The technological basis of MEG relies on superconducting sensors, referred to as superconducting quantum interference devices or SQUIDs, to measure brain wave activity occurring between the frequency of 0.4 – 45 Hz and computer algorithms to analyze the data for consistency and abnormalities (Ioannides 2006, Foley et al. 2013). Integrating sensor placement with the patient’s MRI and EEG data allows the researcher to localize precisely where in the brain an abnormality appears. Additional algorithms calculate the phase differences between signals to track connectivity patterns throughout the brain. Phase differences can be observed when comparing two waves of the same frequency that were initiated at different times, thus causing them to be “out of phase.” This connectivity tracking technology has become extremely effective for studying epilepsy, as well as psychiatric diseases, such as bipolar disorder, schizophrenia, and depression (Takei et al. 2010, Ionescu et al. 2015, Brookes et al. 2011).

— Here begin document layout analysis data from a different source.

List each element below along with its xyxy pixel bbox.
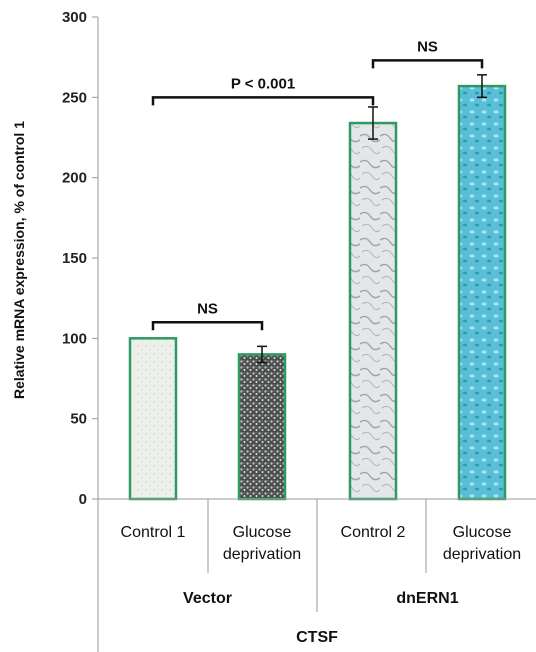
significance-label: NS	[197, 300, 218, 317]
bar	[457, 84, 507, 501]
significance-bracket	[151, 96, 375, 106]
bar	[128, 337, 178, 501]
group-label: dnERN1	[396, 590, 458, 607]
y-tick-label: 200	[62, 170, 87, 187]
significance-bracket	[151, 321, 264, 331]
x-category-label: Glucose	[453, 524, 512, 541]
significance-annotations: NS P < 0.001 NS	[151, 38, 484, 331]
y-tick-label: 300	[62, 9, 87, 26]
y-tick-label: 100	[62, 330, 87, 347]
y-axis: 0 50 100 150 200 250 300	[62, 9, 99, 652]
significance-bracket	[371, 59, 484, 69]
x-category-label: deprivation	[443, 546, 521, 563]
group-label: Vector	[183, 590, 232, 607]
bar	[348, 121, 398, 501]
y-axis-label: Relative mRNA expression, % of control 1	[11, 121, 27, 399]
y-tick-label: 0	[79, 491, 87, 508]
x-axis: Control 1 Glucose deprivation Control 2 Gluc…	[98, 498, 536, 646]
significance-label: P < 0.001	[231, 75, 295, 92]
super-group-label: CTSF	[296, 629, 338, 646]
x-category-label: Control 1	[121, 524, 186, 541]
y-tick-label: 50	[70, 411, 87, 428]
y-tick-label: 250	[62, 89, 87, 106]
bars-layer	[128, 74, 507, 501]
significance-label: NS	[417, 38, 438, 55]
y-tick-label: 150	[62, 250, 87, 267]
x-category-label: Glucose	[233, 524, 292, 541]
x-category-label: Control 2	[341, 524, 406, 541]
x-category-label: deprivation	[223, 546, 301, 563]
bar	[237, 353, 287, 501]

MEG has helped characterize the complex networks that make up brain functioning. First, there are networks called resting-state networks, which are active in the absence of external stimuli (Foley et al. 2013). Resting-state networks have been studied indirectly using functional MRI (fMRI) (Brookes et al. 2011). fMRI detects specific small changes in the MRI signal caused by neuronal activity triggering fluctuations in blood oxygen level (Gore 2003). MEG allows a more direct method of classifying these networks by measuring its electrophysiological basis (Brookes et al. 2011).
Adding external stimuli to an MEG experiment allows the researcher to observe the next level of brain functioning. While MEG experiment must be performed in a magnetically shielded room to reduce noise, visual stimuli can be projected onto a screen and auditory stimuli can be added through headphones worn by the subject. These types of externally stimulated MEG experiments have been applied to the observation and study of psychiatric disorders, and they provide an objective method of diagnosing subtypes of various disorders. For example, anxious depression, a subtype of Major Depressive Disorder, is characterized by loss of cognitive function, especially memory (Ionescu et al. 2015). An MEG study provided evidence for this, showing decreased neural activation in patients with anxious depression in a more demanding memory task than patients with other depressive disorders (Ionescu et al. 2015).
While MEG studies have been valuable, there is potential for this technology to provide an even greater wealth of information. With continued research, MEG could become the standard for objective diagnosis of psychiatric disorders. Observing connectivity patterns in the brain is essentially observing how we think, how we process information, and how it flows through the complex electrical networks within our brains. Future studies utilizing MEG technology could provide a deeper, more concrete understanding of this traditionally abstract concept.
1. Brookes MJ, Woolrich M, Luckhoo H, Price D, Hale JR, Stephenson MC, Barnes GR, Smith SM, & Morris PG. (2011). Investigating the electrophysiological basis of resting state networks using Magnetoencephalography. PNAS, 108(40), 16783-16788.
2. Foley E, Cerquiglini A, Cavanna A, Nakubulwa MA, Furlong PL, Witton C, & Seri S. (2013). Magnetoencephalography in the study of epilepsy and consciousness. Epiepsy & Behavior, 30, 38-42.
3. Gore, JC. (2003). Principles and practice of functional MRI of the human brain. The Journal of Clinical Investigation, 112(1), 4-9.
4. Ioannides A. (2007). Magnetoencephalography as a Research Tool in Neuroscience: State of the Art. The Neuroscientist, 12 (6), 524 – 544.
5. Ionescu DF, Nugent AC, Luckenbaugh DA, Niciu MJ, Richards EM, Zarate CA, Furey ML. (2015). Baseline working memory activation deficits in dimensional anxious depression as detected by Magnetoencephalography. Acta Neuropsychiatrica, 27(3), 143-152.
6. Takei Y, Kumano S, Maki Y, Hattori S, Kawakubo Y, Kasai K, Fukuda M, Mikuni M. (2010). Preattentive dysfunction in dipolar disorder: A MEG study using auditory mismatch negativity. Progress in Neuro-Psychoparmacology & Biological Psychiatry, 34, 903-912.